Le Tribunal administratif d’Amiens a été saisi par M. A... d’un recours en excès de pouvoir contre un arrêté du préfet de la Somme du 12 mai 2025 l’assignant à résidence pour un an. Le requérant a toutefois déclaré se désister purement et simplement de sa requête par courrier du 29 décembre 2025. Le tribunal a donné acte de ce désistement, constatant qu’aucun obstacle ne s’y opposait, et a prononcé un non-lieu à statuer sur le fond.
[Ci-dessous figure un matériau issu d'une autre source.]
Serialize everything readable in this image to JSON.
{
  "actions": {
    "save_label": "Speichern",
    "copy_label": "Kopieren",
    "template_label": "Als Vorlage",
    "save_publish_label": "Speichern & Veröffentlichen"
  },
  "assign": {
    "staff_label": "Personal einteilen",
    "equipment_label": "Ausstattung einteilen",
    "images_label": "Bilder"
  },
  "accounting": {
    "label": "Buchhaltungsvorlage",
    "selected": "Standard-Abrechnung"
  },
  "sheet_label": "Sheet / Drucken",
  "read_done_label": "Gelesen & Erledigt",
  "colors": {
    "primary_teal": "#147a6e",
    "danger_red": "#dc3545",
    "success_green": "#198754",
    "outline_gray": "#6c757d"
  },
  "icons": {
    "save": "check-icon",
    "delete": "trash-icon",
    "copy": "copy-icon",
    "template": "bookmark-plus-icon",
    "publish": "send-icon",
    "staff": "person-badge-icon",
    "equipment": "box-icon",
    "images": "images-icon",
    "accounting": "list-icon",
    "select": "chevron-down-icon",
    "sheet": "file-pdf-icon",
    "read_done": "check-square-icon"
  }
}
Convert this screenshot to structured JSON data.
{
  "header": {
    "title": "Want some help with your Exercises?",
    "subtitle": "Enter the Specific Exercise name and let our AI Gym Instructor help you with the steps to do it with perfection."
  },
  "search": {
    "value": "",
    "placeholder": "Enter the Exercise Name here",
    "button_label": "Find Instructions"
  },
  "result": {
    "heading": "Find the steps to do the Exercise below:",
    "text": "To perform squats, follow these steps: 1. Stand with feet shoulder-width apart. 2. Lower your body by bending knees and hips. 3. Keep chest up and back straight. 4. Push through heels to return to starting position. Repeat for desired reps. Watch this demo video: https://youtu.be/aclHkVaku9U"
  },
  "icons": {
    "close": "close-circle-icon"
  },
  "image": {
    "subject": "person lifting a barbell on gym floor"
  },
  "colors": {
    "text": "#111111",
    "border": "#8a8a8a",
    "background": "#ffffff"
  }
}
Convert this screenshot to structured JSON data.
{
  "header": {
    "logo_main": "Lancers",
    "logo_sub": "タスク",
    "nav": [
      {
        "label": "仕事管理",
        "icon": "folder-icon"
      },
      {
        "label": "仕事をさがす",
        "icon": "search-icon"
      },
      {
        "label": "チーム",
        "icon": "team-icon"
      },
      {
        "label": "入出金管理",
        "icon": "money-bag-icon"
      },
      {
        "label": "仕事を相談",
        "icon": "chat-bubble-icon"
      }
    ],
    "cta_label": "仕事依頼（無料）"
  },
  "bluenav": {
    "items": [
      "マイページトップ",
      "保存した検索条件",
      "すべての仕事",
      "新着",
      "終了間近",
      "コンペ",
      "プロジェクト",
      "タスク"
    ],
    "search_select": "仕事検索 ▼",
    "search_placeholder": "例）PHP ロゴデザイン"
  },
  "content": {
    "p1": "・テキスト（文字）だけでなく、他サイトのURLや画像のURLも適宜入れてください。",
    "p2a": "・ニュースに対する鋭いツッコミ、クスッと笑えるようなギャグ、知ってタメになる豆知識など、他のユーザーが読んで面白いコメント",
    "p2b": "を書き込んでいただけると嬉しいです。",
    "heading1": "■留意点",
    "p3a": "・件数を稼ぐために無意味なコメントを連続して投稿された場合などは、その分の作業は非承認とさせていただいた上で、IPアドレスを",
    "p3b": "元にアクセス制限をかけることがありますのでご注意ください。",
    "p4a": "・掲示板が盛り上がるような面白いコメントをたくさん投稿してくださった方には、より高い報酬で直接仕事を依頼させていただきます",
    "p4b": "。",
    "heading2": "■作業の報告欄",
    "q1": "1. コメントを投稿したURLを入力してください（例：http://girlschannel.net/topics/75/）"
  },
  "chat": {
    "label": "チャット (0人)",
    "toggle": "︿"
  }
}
Aucun texte de fond n’a été appliqué, la décision se limitant à un acte de procédure.
Texte intégral
Vu la procédure suivante :
Par une requête, enregistrée le 19 mai 2025, M. C..., représenté par Me Soubeiga, demande au tribunal :
1°) d’annuler l’arrêté du 12 mai 2025 par lequel le préfet de la Somme l’a assigné à résidence pour une durée d’un an et a fixé les modalités d’exécution et de contrôle de cette mesure ;
2°) de mettre à la charge de l’État la somme de 1 500 euros au titre des articles L. 761-1 du code de justice administrative et 37 de la loi du 10 juillet 1991.
Il soutient que :
- la compétence de l’auteur de l’arrêté attaqué n’est pas établie ;
- l’arrêté attaqué est entaché d’un vice de procédure dès lors que le préfet n’a pas établi sa notification régulière ;
- les modalités de l’assignation à résidence dont il fait l’objet ne sont ni nécessaires, ni adaptées, ni proportionnées à l’objectif poursuivi ;
- cet arrêté méconnaît l’intérêt supérieur de ses enfants en méconnaissance du paragraphe 1 de l’article 3 de la convention internationale relative aux droits de l’enfant.
Par un mémoire en défense, enregistré le 24 décembre 2025, le préfet de la Somme conclut au non-lieu à statuer sur la requête.
Par un courrier du 29 décembre 2025, le requérant déclare se désister purement et simplement de sa requête.
Vu les autres pièces du dossier.
Vu :
- la convention internationale relative aux droits de l’enfant ;
- le code de l'entrée et du séjour des étrangers et du droit d'asile ;
- la loi n° 91-647 du 10 juillet 1991 ;
- le code de justice administrative.
Le président de la formation de jugement a dispensé le rapporteur public, sur sa proposition, de prononcer des conclusions à l’audience.
Les parties ont été régulièrement averties du jour de l’audience.
Le rapport de M. Le Gars, premier conseiller, a été entendu au cours de l’audience publique.
Considérant ce qui suit :
M. A..., ressortissant de la République du Congo, né le 17 mai 1983, a fait l’objet, par un arrêté du préfet de la Somme du 22 novembre 2023, d’une mesure d’expulsion du territoire français. Par un arrêté du 12 mai 2025, dont M. A... demande l’annulation, le préfet de la Somme l’a assigné à résidence pour une durée d’un an et a fixé les modalités d’exécution et de contrôle de cette mesure. Par un courrier du 29 décembre 2025, M. A..., représenté par Me Soubeiga, déclare se désister purement et simplement de sa requête.
Le désistement du requérant est pur et simple. Rien ne s’oppose à ce qu’il en soit donné acte.
D E C I D E :
Article 1er : Il est donné acte du désistement de la requête de M. A....
Article 2 : Le présent jugement sera notifié à M. C... et au préfet de la Somme.
Délibéré après l'audience du 8 janvier 2026, à laquelle siégeaient :
M. Boutou, président,
M. Le Gars, premier conseiller,
Mme Sako, conseillère,
Rendu public par mise à disposition au greffe le 22 janvier 2026.
Le rapporteur,
Signé
V. Le Gars
Le président,
Signé
B. Boutou
La greffière,
Signé
Ribière
La République mande et ordonne au préfet de la Somme en ce qui le concerne ou à tous commissaires de justice à ce requis en ce qui concerne les voies de droit commun contre les parties privées, de pourvoir à l'exécution du présent jugement.